アンコールの1発目はバイオリン、ピアノ、ガットギターの編成です。

この流れでもう1曲少人数編成で聴かせてくるのも粋だなと思います。

にしてもRenさんのガットギターが巧いな、とこの曲でも感じさせました。

20. ボスバトル2(Brake Ver.)


Renさんが抜けてチェロの内田さんが入ります。

森さんと内田さんのロングトーンの凄さが聴きどころでした。

ロングトーンの中に繊細なビブラートの他、ダイナミクスまで感じさせます。

21. Beyond OCTPATH TRAVELER – Main Theme –


最後は全員で!

本当に最後に相応しいとはこういうことですね。

これまで様々な編成で演奏してきて、最後に全員が揃ってヴォーカルまで入るなんて大団円的で最高のフィナーレだと思います。
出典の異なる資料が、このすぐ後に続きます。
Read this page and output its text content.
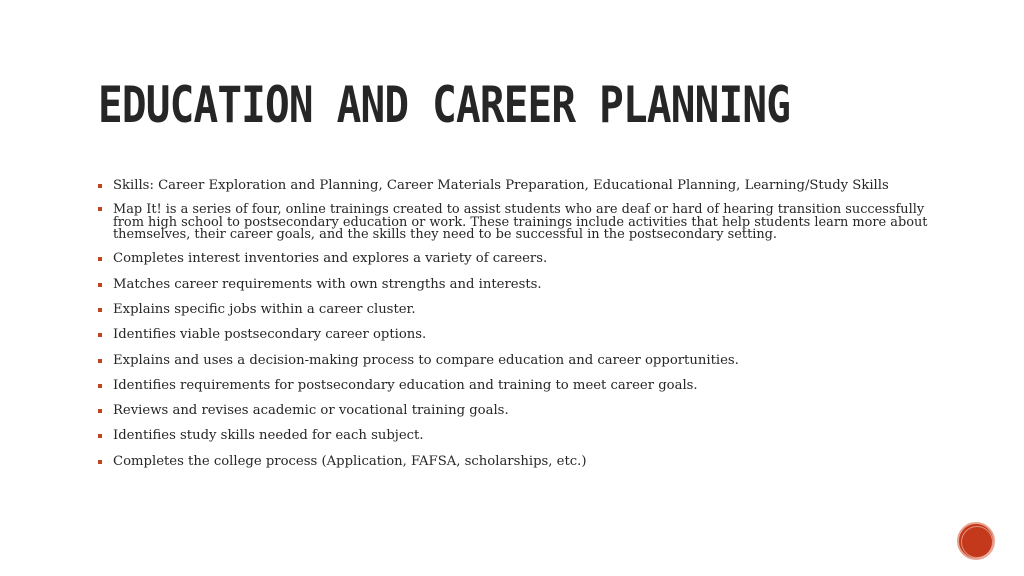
EDUCATION AND CAREER PLANNING
Skills: Career Exploration and Planning, Career Materials Preparation, Educational Planning, Learning/Study Skills
Map It! is a series of four, online trainings created to assist students who are deaf or hard of hearing transition successfully from high school to postsecondary education or work. These trainings include activities that help students learn more about themselves, their career goals, and the skills they need to be successful in the postsecondary setting.
Completes interest inventories and explores a variety of careers.
Matches career requirements with own strengths and interests.
Explains specific jobs within a career cluster.
Identifies viable postsecondary career options.
Explains and uses a decision-making process to compare education and career opportunities.
Identifies requirements for postsecondary education and training to meet career goals.
Reviews and revises academic or vocational training goals.
Identifies study skills needed for each subject.
Completes the college process (Application, FAFSA, scholarships, etc.)
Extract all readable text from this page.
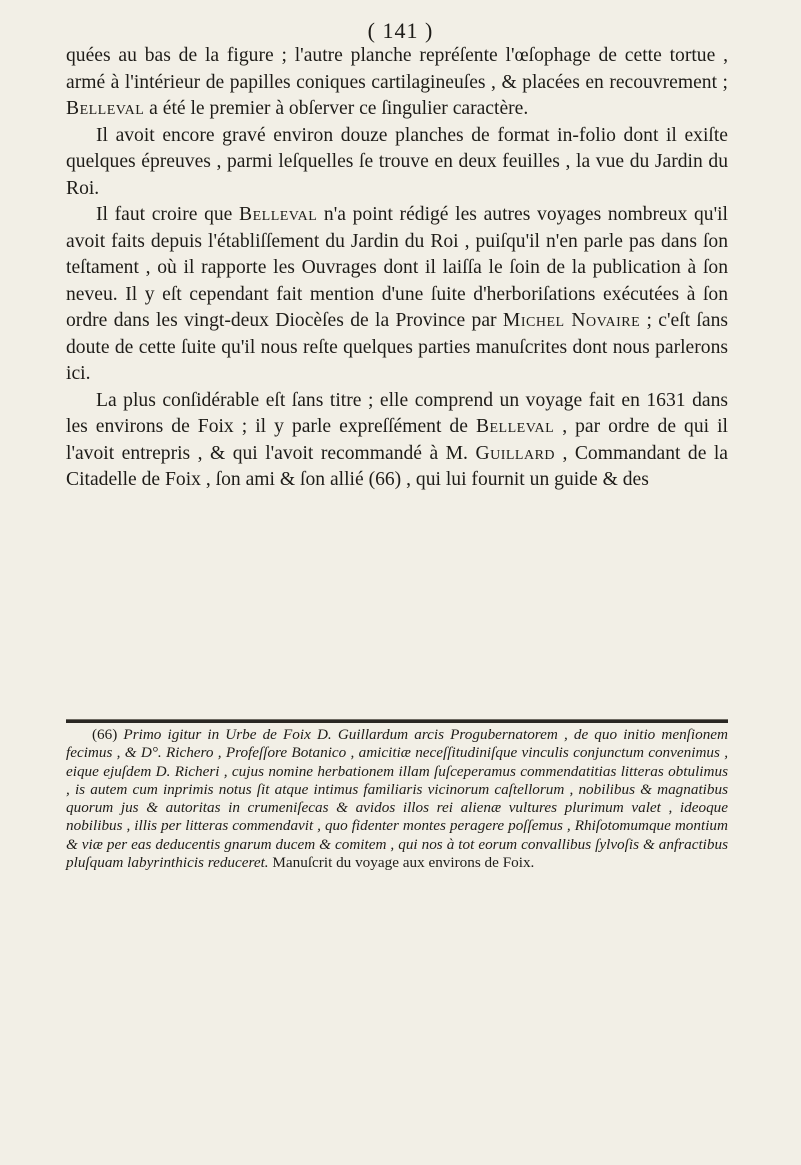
( 141 )

quées au bas de la figure ; l'autre planche repréſente l'œſophage de cette tortue , armé à l'intérieur de papilles coniques cartilagineuſes , & placées en recouvrement ; Belleval a été le premier à obſerver ce ſingulier caractère.

Il avoit encore gravé environ douze planches de format in-folio dont il exiſte quelques épreuves , parmi leſquelles ſe trouve en deux feuilles , la vue du Jardin du Roi.

Il faut croire que Belleval n'a point rédigé les autres voyages nombreux qu'il avoit faits depuis l'établiſſement du Jardin du Roi , puiſqu'il n'en parle pas dans ſon teſtament , où il rapporte les Ouvrages dont il laiſſa le ſoin de la publication à ſon neveu. Il y eſt cependant fait mention d'une ſuite d'herboriſations exécutées à ſon ordre dans les vingt-deux Diocèſes de la Province par Michel Novaire ; c'eſt ſans doute de cette ſuite qu'il nous reſte quelques parties manuſcrites dont nous parlerons ici.

La plus conſidérable eſt ſans titre ; elle comprend un voyage fait en 1631 dans les environs de Foix ; il y parle expreſſément de Belleval , par ordre de qui il l'avoit entrepris , & qui l'avoit recommandé à M. Guillard , Commandant de la Citadelle de Foix , ſon ami & ſon allié (66) , qui lui fournit un guide & des

(66) Primo igitur in Urbe de Foix D. Guillardum arcis Progubernatorem , de quo initio menſionem fecimus , & D°. Richero , Profeſſore Botanico , amicitiæ neceſſitudiniſque vinculis conjunctum convenimus , eique ejuſdem D. Richeri , cujus nomine herbationem illam ſuſceperamus commendatitias litteras obtulimus , is autem cum inprimis notus ſit atque intimus familiaris vicinorum caſtellorum , nobilibus & magnatibus quorum jus & autoritas in crumeniſecas & avidos illos rei alienæ vultures plurimum valet , ideoque nobilibus , illis per litteras commendavit , quo fidenter montes peragere poſſemus , Rhiſotomumque montium & viæ per eas deducentis gnarum ducem & comitem , qui nos à tot eorum convallibus ſylvoſis & anfractibus pluſquam labyrinthicis reduceret. Manuſcrit du voyage aux environs de Foix.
主演者の1人1人がまるでオクトパストラベラーの主人公たちのようです。

心から拍手を贈りましたが、一方で非常に名残惜しい。

これこそがコンサートの醍醐味ですね。

まとめ

非常に満足いくコンサートでした。

西木さんが自らMCをされる姿も良かったですし、なんといっても出演者の演奏の質の高さがスタジオでの音よりも、こうして生で聴いた方がエネルギッシュで聴きどころ満載でした。

演出部分だけでなく、そういった部分でアレンジ盤とこのコンサートでは印象が異なりました。

コンサートタイトルに「Beyand(超えて)」という言葉が用いられていますが、正に「Beyand」の部分を感じられた気がします。

こちらのコンサートはBlu-ray discで楽しめます。

あまり知られていなかった西木さんの人物像も人柄だったり、周囲の人間関係だったりが垣間見えたりします。

また「ちょっと2枚のアレンジ盤が合わなかったな」という方でも、私のように印象が変わるかもしれないので、オクトパストラベラーの音楽が好きな方は観てみるのも良いと思います。